Cisco provided the bulk of the control/routing infrastructure for the network, which carries 348 in-bound feeds and 160 return feeds (as well as statistics, clock feeds, and file transfers between Secaucus and the teams/arenas). A new Cisco router and firewall were also included as part of two new racks of equipment installed at every arena for the new system.
“Cisco is helping us control everything across the network,” says Hellmuth, “and played a major role in making sure that we have the best network possible.”
Benefits for NBA Entertainment, NBA Digital
The Secaucus facility is expected to ingest more than 31,500 hours of video this season, thanks to the new Replay Center, and the NBA Entertainment operation that works down the hall is poised to reap its share of benefits.
“All the editors and everyone are really pumped about having immediate access to all this ,” says Hellmuth. “Highlight packages, video tweets, documentaries, and so on are going to have a lot more and better angles of absolutely every game.”
NBA Entertainment won’t be the only ancillary beneficiary of the new replay operation, as Turner Sports’ NBA Digital operation in Atlanta has its own direct connection into the Zayo network. Using ScheduALL resource-management software, it can schedule the receipt of up to 61 feeds directly into Atlanta. That is going to improve the content at NBA Digital.”
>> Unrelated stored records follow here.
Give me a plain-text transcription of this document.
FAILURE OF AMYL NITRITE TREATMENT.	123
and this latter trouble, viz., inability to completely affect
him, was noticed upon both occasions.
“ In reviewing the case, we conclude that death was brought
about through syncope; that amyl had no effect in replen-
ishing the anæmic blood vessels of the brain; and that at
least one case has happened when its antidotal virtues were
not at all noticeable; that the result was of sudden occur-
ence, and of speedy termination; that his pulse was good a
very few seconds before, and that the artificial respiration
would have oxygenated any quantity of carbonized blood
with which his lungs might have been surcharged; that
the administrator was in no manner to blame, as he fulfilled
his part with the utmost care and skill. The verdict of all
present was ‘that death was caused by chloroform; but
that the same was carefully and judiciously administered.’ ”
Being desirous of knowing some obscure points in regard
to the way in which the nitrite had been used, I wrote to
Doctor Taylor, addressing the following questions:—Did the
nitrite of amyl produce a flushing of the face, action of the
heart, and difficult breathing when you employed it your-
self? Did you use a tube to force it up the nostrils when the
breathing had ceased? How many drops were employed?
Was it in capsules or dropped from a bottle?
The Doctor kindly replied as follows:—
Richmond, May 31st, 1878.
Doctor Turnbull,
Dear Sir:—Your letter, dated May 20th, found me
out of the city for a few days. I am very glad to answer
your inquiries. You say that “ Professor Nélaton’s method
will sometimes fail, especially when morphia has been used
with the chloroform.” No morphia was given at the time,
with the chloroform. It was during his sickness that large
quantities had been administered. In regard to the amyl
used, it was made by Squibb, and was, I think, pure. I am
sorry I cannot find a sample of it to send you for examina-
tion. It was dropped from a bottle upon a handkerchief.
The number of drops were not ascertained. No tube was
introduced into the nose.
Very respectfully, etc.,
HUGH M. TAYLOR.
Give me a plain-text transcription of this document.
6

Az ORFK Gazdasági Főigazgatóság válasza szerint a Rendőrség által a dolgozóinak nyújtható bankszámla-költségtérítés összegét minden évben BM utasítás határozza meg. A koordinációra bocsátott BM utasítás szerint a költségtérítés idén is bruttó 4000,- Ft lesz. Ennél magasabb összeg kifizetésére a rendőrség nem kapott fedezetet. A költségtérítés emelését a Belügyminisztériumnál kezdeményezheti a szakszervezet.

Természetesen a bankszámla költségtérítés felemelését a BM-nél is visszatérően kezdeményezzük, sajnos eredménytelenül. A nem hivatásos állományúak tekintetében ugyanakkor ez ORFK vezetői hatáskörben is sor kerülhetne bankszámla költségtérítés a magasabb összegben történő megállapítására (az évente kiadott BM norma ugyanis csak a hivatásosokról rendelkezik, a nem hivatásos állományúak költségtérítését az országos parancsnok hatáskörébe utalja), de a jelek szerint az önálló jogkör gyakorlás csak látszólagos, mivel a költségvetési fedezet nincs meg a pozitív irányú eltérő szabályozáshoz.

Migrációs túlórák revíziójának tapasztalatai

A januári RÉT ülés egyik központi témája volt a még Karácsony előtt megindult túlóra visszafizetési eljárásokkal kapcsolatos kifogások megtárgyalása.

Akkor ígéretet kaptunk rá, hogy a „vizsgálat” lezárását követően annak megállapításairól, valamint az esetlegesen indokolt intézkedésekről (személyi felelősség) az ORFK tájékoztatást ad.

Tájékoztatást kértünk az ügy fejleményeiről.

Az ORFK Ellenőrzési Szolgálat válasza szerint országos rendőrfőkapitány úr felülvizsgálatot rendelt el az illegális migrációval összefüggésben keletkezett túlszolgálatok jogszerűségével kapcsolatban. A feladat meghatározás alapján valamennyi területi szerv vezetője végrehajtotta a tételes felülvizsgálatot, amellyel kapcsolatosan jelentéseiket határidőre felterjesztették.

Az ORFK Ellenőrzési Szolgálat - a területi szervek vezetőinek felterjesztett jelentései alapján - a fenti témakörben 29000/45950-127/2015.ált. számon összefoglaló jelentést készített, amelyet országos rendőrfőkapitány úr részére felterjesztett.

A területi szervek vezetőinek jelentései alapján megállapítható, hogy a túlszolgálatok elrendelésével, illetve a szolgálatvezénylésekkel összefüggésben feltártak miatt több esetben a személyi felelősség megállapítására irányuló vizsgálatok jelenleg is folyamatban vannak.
NBA teams also stand to benefit from the new network, which includes a dedicated 2-gig file-transfer path connecting all the arenas to the NBA Entertainment video archive.
“It’s separate from the video feeds, so you can actually be doing file transfers while the game is ongoing,” says Hellmuth. “Our teams will also have real-time access to NBA Entertainment photographers. We put a server and router in each building, and we are going to gather all the pictures and send them back to NBA Entertainment so they can be included on the teams’ apps and Websites.”